Long Chim, London W1: ‘A startlingly brief menu of crowdpleasers’ – restaurant review
Long Chim in Soho is a new restaurant by the chef David Thompson, the man who changed the face of Thai food in the UK back in the early noughties. You’ll hear this repeated by chefs and food writers whenever Thompson’s name is mentioned, and his work genuinely warrants genuflection. Without him, it is said, there would be no Som Saa, no Kiln, no Smoking Goat, no Speedboat Bar, nor many of those other hip Thai eating spots run by earnest boys called Crispin who serve kipper curry to other earnest boys called Crispin.
Thompson did not by any means invent the concept of Thai people eating – they’ve been managing perfectly well by themselves since the country was created in the 13th century – but he certainly dismantled the UK’s love of gelatinous yet sating pad Thais and of boiled chicken pieces swimming in tinned coconut milk and masquerading as green curry. When he opened Nahm in 2001, Thompson laughed in the face of the predictable, cosy and safe Thai food we’d been used to – comforting sweetness and nuttiness, with gentle, fragrant wafts of coriander and unthreatening heat – and instead favoured scallops, pigeon, Asian celery, white pepper and often alarmingly bold levels of both fresh and dried chillies.
Twenty years on, in a rather chaotically styled venue in the heart of London’s theatreland, there’s little evidence that he’s mellowing much. Long Chim has taken over the ground floor of Hovarda, a restaurant I once walked out of because they wouldn’t let me have a walk-in table unless I gave them my name, phone number and postcode, and which still operates from the first floor. Anyway, the ground level space has been rejigged with garish decor and a clanking open kitchen, and seems to have been inspired by a design palette that screams: “This could be a Bangkok street food scene, right, guys?” complete with bold neon signs, animal murals and studiously staged piles of bottles. At times, the lighting is purple, at others blue, should you have ever wondered how you’d look as a Smurf. Why do designers persist in trying to recreate “the street” indoors? It always looks like a themed shooting range at Chessington World of Adventures.

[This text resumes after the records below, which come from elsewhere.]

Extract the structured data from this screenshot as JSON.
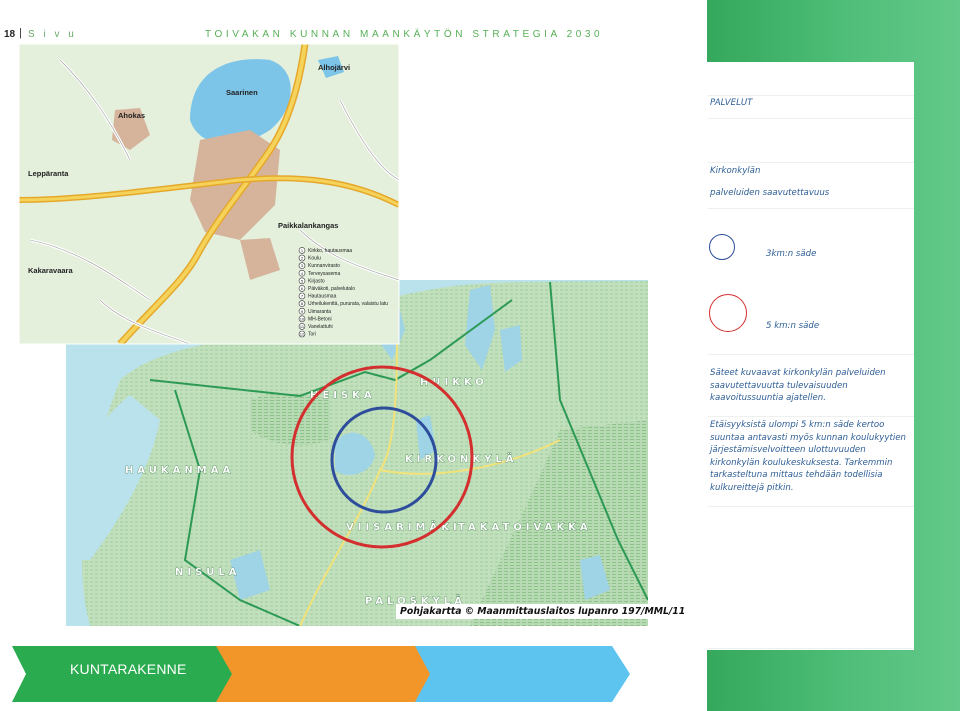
{
  "header": {
    "page_number": "18",
    "page_word": "S i v u",
    "doc_title": "TOIVAKAN KUNNAN MAANKÄYTÖN STRATEGIA 2030"
  },
  "colors": {
    "green_band": "#3cae63",
    "panel_text": "#2e5e95",
    "circle_3km": "#2e4e9c",
    "circle_5km": "#d42f2f",
    "arrow_green": "#2aab4f",
    "arrow_orange": "#f2962a",
    "arrow_blue": "#5dc3ef"
  },
  "panel": {
    "section_title": "PALVELUT",
    "subtitle_line1": "Kirkonkylän",
    "subtitle_line2": "palveluiden saavutettavuus",
    "legend_3km": "3km:n säde",
    "legend_5km": "5 km:n säde",
    "para1": [
      "Säteet kuvaavat kirkonkylän palveluiden",
      "saavutettavuutta tulevaisuuden",
      "kaavoitussuuntia ajatellen."
    ],
    "para2": [
      "Etäisyyksistä ulompi 5 km:n säde kertoo",
      "suuntaa antavasti myös kunnan koulukyytien",
      "järjestämisvelvoitteen ulottuvuuden",
      "kirkonkylän koulukeskuksesta. Tarkemmin",
      "tarkasteltuna mittaus tehdään todellisia",
      "kulkureittejä pitkin."
    ]
  },
  "inset_map": {
    "place_names": [
      "Alhojärvi",
      "Saarinen",
      "Ahokas",
      "Leppäranta",
      "Kakaravaara",
      "Paikkalankangas"
    ],
    "legend": [
      {
        "n": "1",
        "label": "Kirkko, hautausmaa"
      },
      {
        "n": "2",
        "label": "Koulu"
      },
      {
        "n": "3",
        "label": "Kunnanvirasto"
      },
      {
        "n": "4",
        "label": "Terveysasema"
      },
      {
        "n": "5",
        "label": "Kirjasto"
      },
      {
        "n": "6",
        "label": "Päiväkoti, palvelutalo"
      },
      {
        "n": "7",
        "label": "Hautausmaa"
      },
      {
        "n": "8",
        "label": "Urheilukenttä, pururata, valaistu latu"
      },
      {
        "n": "9",
        "label": "Uimaranta"
      },
      {
        "n": "10",
        "label": "MH-Betoni"
      },
      {
        "n": "11",
        "label": "Vanelattuhi"
      },
      {
        "n": "12",
        "label": "Tori"
      }
    ]
  },
  "main_map": {
    "villages": [
      "HUIKKO",
      "HEISKA",
      "HAUKANMAA",
      "KIRKONKYLÄ",
      "VIISARIMÄKI",
      "TAKATOIVAKKA",
      "NISULA",
      "PALOSKYLÄ"
    ],
    "caption": "Pohjakartta © Maanmittauslaitos lupanro 197/MML/11"
  },
  "footer": {
    "arrow1_label": "KUNTARAKENNE"
  }
}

The menu, meanwhile, leans on the side of crowdpleasers, with monkfish curry, crispy pork in five spices and “Long Chim rolls”, which turn out to be long, thin, slightly wonky, crisp spring rolls stuffed with a non-obtrusive mulch of mustard greens. Be warned, though, this menu is startlingly brief, featuring a mere four starters – a couple of skewers, those spring rolls, rice cakes with crunchy pork – seven mains and the briefest of nods towards pudding; the rice option is steamed jasmine or no rice at all.

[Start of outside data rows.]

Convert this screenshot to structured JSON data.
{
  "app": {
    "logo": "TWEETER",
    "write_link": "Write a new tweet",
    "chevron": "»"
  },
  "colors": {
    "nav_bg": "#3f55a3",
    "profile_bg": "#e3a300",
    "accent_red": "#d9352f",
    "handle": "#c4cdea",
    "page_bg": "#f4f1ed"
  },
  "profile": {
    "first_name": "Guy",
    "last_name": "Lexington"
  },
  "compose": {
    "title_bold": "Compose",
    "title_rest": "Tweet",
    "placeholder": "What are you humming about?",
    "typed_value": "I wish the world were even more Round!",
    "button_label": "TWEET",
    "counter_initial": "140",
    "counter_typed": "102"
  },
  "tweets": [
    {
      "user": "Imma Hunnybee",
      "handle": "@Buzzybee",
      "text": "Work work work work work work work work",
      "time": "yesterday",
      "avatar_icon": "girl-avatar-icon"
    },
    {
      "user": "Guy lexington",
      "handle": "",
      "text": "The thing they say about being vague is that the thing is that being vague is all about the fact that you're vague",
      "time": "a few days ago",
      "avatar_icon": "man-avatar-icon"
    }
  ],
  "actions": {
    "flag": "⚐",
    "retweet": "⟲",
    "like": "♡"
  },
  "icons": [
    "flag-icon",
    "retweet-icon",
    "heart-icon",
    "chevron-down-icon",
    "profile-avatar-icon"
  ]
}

“Long chim” translates loosely as “come and try”, and you literally could try everything here on a single visit. The menu feels as if it began life as something a bit more ambitious – the pre-opening hype promised wagyu beef salad and red snapper fishcakes, for instance – and seems somewhat meagre when compared with, for instance, those at nearby Kiln and Speedboat. It’s punchily priced, too: a single skewer of admittedly delicious grilled beef with turmeric, galangal and coriander costs £8, while a suggestion of southern-style grilled squid with ginger is £6 a nibble. Two black tiger prawns with celery, spring onions and glass vermicelli (£19) all sang in the same key: white pepper. The pomegranate salad was a thick, rather jammy bowl of rich red fruit that acted as a welcome foil to the mellow monkfish curry with a cucumber relish.

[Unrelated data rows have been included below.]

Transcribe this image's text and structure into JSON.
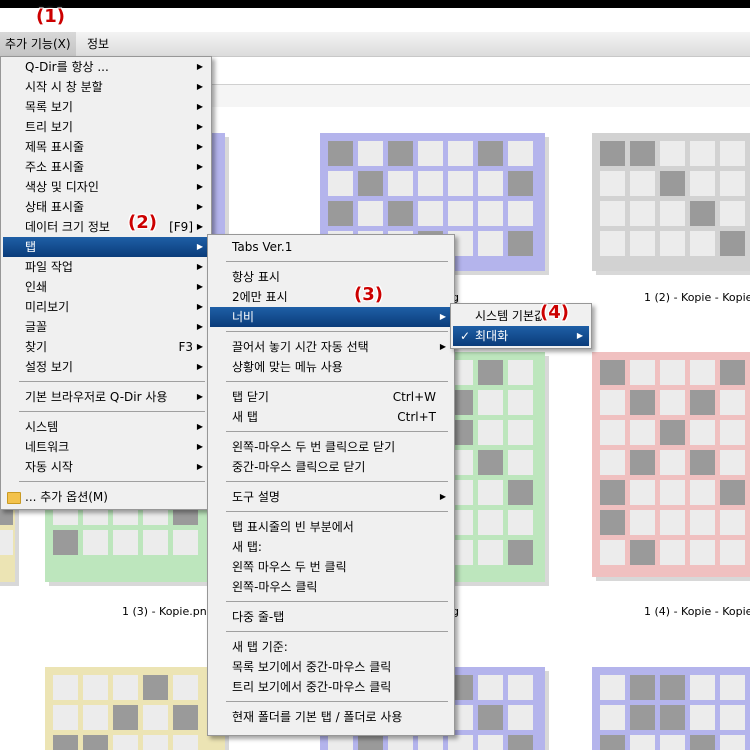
{
  "menubar": {
    "extras": "추가 기능(X)",
    "info": "정보"
  },
  "callouts": [
    "(1)",
    "(2)",
    "(3)",
    "(4)"
  ],
  "main_menu": [
    {
      "label": "Q-Dir를 항상 ...",
      "shortcut": "",
      "submenu": true
    },
    {
      "label": "시작 시 창 분할",
      "shortcut": "",
      "submenu": true
    },
    {
      "label": "목록 보기",
      "shortcut": "",
      "submenu": true
    },
    {
      "label": "트리 보기",
      "shortcut": "",
      "submenu": true
    },
    {
      "label": "제목 표시줄",
      "shortcut": "",
      "submenu": true
    },
    {
      "label": "주소 표시줄",
      "shortcut": "",
      "submenu": true
    },
    {
      "label": "색상 및 디자인",
      "shortcut": "",
      "submenu": true
    },
    {
      "label": "상태 표시줄",
      "shortcut": "",
      "submenu": true
    },
    {
      "label": "데이터 크기 정보",
      "shortcut": "[F9]",
      "submenu": true
    },
    {
      "label": "탭",
      "shortcut": "",
      "submenu": true,
      "highlighted": true
    },
    {
      "label": "파일 작업",
      "shortcut": "",
      "submenu": true
    },
    {
      "label": "인쇄",
      "shortcut": "",
      "submenu": true
    },
    {
      "label": "미리보기",
      "shortcut": "",
      "submenu": true
    },
    {
      "label": "글꼴",
      "shortcut": "",
      "submenu": true
    },
    {
      "label": "찾기",
      "shortcut": "F3",
      "submenu": true
    },
    {
      "label": "설정 보기",
      "shortcut": "",
      "submenu": true
    },
    {
      "sep": true
    },
    {
      "label": "기본 브라우저로 Q-Dir 사용",
      "shortcut": "",
      "submenu": true
    },
    {
      "sep": true
    },
    {
      "label": "시스템",
      "shortcut": "",
      "submenu": true
    },
    {
      "label": "네트워크",
      "shortcut": "",
      "submenu": true
    },
    {
      "label": "자동 시작",
      "shortcut": "",
      "submenu": true
    },
    {
      "sep": true
    },
    {
      "label": "... 추가 옵션(M)",
      "shortcut": "",
      "submenu": false,
      "icon": "folder-icon"
    }
  ],
  "tab_menu": [
    {
      "label": "Tabs Ver.1",
      "shortcut": "",
      "submenu": false
    },
    {
      "sep": true
    },
    {
      "label": "항상 표시",
      "shortcut": "",
      "submenu": false
    },
    {
      "label": "2에만 표시",
      "shortcut": "",
      "submenu": false
    },
    {
      "label": "너비",
      "shortcut": "",
      "submenu": true,
      "highlighted": true
    },
    {
      "sep": true
    },
    {
      "label": "끌어서 놓기 시간 자동 선택",
      "shortcut": "",
      "submenu": true
    },
    {
      "label": "상황에 맞는 메뉴 사용",
      "shortcut": "",
      "submenu": false
    },
    {
      "sep": true
    },
    {
      "label": "탭 닫기",
      "shortcut": "Ctrl+W",
      "submenu": false
    },
    {
      "label": "새 탭",
      "shortcut": "Ctrl+T",
      "submenu": false
    },
    {
      "sep": true
    },
    {
      "label": "왼쪽-마우스 두 번 클릭으로 닫기",
      "shortcut": "",
      "submenu": false
    },
    {
      "label": "중간-마우스 클릭으로 닫기",
      "shortcut": "",
      "submenu": false
    },
    {
      "sep": true
    },
    {
      "label": "도구 설명",
      "shortcut": "",
      "submenu": true
    },
    {
      "sep": true
    },
    {
      "label": "탭 표시줄의 빈 부분에서",
      "shortcut": "",
      "submenu": false
    },
    {
      "label": "새 탭:",
      "shortcut": "",
      "submenu": false
    },
    {
      "label": "왼쪽 마우스 두 번 클릭",
      "shortcut": "",
      "submenu": false
    },
    {
      "label": "왼쪽-마우스 클릭",
      "shortcut": "",
      "submenu": false
    },
    {
      "sep": true
    },
    {
      "label": "다중 줄-탭",
      "shortcut": "",
      "submenu": false
    },
    {
      "sep": true
    },
    {
      "label": "새 탭 기준:",
      "shortcut": "",
      "submenu": false
    },
    {
      "label": "목록 보기에서 중간-마우스 클릭",
      "shortcut": "",
      "submenu": false
    },
    {
      "label": "트리 보기에서 중간-마우스 클릭",
      "shortcut": "",
      "submenu": false
    },
    {
      "sep": true
    },
    {
      "label": "현재 폴더를 기본 탭 / 폴더로 사용",
      "shortcut": "",
      "submenu": false
    }
  ],
  "width_menu": [
    {
      "label": "시스템 기본값",
      "checked": false,
      "submenu": false
    },
    {
      "label": "최대화",
      "checked": true,
      "submenu": true,
      "highlighted": true
    }
  ],
  "thumbnails": [
    {
      "caption": "",
      "color": "#b4b4ec"
    },
    {
      "caption": "",
      "color": "#b4b4ec"
    },
    {
      "caption": "1 (2) - Kopie - Kopie.",
      "color": "#d2d2d2"
    },
    {
      "caption": "",
      "color": "#bde6bd"
    },
    {
      "caption": "1 (3) - Kopie.png",
      "color": "#bde6bd"
    },
    {
      "caption": "g",
      "color": "#bde6bd"
    },
    {
      "caption": "1 (4) - Kopie - Kopie.",
      "color": "#f0c0c0"
    },
    {
      "caption": "",
      "color": "#ece4b4"
    },
    {
      "caption": "",
      "color": "#b4b4ec"
    },
    {
      "caption": "",
      "color": "#ece4b4"
    },
    {
      "caption": "g",
      "color": "#b4b4ec"
    }
  ],
  "colors": {
    "highlight": "#0b3c7a",
    "callout": "#cc0000"
  }
}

My advice here would be to order big, if your wallet allows it, or you might well leave still a bit hungry, in which vein we ordered both the desserts on offer. Grilled sticky rice with banana was exactly that: grilled lumps of rice with hot banana. The other pudding, however, turned out to be the star of the entire evening. Tapioca with coconut and corn was a complex and pretty bowl of wobbly frogspawn with sunrise-yellow corn. And before any of you start, there’s no such thing as bad tapioca: it is the saviour of a million 1970s British schoolchildren’s teatimes, and it’s widely loved across Thailand, too.
Long Chim is a place for Thompson’s many fans to head to pay homage to a culinary legend. If they’re lucky, they might even catch the man himself behind the stoves, so they’ll be able to thank him in person for the impact he’s had on the UK’s approach to Thai dining. Long Chim may not be quite his best work, but the fact that he will always be remembered is not up for debate.